Haley’s propensity to start another project before finishing the project at hand perpetually placed him in financial trouble. One of those projects was Roots (originally titled Before This Anger), which he began while still working on The Autobiography. Norrell devotes the remaining chapters to Haley’s research and development of Roots and the controversies surrounding it. Haley spent more than eleven years completing Roots, including multiple trips to Africa and various national archives. Roots was a personal journey for Haley, who sought to trace his ancestors back to their African origins and tell their stories.
Norrell presents Haley as a great storyteller who always struggled to get the words on paper.

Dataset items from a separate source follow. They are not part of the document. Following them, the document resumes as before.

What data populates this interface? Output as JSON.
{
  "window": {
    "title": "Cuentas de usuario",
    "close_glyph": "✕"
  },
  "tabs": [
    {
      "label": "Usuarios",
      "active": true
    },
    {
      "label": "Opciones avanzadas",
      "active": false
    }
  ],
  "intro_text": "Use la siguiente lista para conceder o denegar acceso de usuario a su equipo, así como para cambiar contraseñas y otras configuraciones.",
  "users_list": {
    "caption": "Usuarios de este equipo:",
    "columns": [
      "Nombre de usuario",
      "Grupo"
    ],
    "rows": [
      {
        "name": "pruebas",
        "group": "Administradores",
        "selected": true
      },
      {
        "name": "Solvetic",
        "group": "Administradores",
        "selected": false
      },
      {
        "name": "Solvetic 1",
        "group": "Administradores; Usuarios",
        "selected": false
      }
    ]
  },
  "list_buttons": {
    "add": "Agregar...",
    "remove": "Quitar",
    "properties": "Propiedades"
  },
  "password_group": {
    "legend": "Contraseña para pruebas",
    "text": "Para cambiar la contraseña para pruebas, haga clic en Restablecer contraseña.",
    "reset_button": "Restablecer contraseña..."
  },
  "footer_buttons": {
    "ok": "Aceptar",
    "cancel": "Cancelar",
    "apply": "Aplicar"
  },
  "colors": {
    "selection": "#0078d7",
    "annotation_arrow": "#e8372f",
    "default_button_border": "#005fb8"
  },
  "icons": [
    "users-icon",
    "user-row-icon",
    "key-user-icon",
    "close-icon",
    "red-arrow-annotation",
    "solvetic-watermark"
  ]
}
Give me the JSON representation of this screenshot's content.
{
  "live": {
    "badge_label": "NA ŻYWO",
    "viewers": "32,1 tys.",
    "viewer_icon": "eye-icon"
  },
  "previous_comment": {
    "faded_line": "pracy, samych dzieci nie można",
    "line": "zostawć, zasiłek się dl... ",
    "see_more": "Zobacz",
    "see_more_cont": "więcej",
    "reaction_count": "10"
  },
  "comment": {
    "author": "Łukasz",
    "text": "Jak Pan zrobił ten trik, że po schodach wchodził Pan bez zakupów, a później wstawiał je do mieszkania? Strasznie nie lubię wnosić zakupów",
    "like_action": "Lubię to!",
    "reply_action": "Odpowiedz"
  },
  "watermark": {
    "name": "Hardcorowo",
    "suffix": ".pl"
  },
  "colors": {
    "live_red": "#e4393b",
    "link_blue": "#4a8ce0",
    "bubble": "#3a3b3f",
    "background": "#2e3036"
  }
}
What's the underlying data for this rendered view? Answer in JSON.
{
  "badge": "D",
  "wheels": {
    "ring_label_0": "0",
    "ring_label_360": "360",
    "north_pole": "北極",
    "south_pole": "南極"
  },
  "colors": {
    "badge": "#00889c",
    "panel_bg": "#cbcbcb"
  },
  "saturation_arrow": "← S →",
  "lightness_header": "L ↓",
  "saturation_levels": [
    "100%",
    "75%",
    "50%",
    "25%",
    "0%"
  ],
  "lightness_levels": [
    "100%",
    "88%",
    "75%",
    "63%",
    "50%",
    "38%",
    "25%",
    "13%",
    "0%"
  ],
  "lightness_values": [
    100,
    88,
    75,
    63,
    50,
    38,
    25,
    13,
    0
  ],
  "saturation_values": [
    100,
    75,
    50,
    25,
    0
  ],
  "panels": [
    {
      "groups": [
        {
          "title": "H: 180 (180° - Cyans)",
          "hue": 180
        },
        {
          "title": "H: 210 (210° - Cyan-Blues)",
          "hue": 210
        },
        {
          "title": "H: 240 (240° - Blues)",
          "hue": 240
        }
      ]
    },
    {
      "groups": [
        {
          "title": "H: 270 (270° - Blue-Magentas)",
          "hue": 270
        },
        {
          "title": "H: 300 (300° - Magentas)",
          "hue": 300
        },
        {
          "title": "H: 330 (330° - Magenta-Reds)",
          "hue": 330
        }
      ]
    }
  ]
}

This may explain Haley’s dependence on Murray Fisher, who became Haley’s personal editor. In Norrell’s account, Fisher played a major role in making Haley one of the most famous writers in the country.
Despite immense book sales and the popularity of the television miniseries of Roots, Haley became the center of a legal battle brought by Harold Courlander, who claimed Haley plagiarized from his earlier published book, The African. Haley settled the case out of court by paying Courlander an unspecified amount. Although Haley claimed to have settled out of fear of what a long legal battle would do to his reputation, the settlement was widely interpreted as an admission of guilt. The onslaught of attacks on the authenticity of Roots endured, but Haley moved on to produce another successful television miniseries, Roots: The Next Generations. However, many of his later productions had only limited success.
Despite the accusations of plagiarism that may have hurt Haley’s legacy, Norrell’s plea for the public to remember Haley’s great contribution to American culture is genuine and heartfelt. This is a compelling biography of an author who played a major role in changing American race relations, and Norrell presents Haley’s life with sensitivity and sympathy. The book provides both a multidimensional portrait of the author and a well-supported argument about the power of his texts as “books that changed a nation.”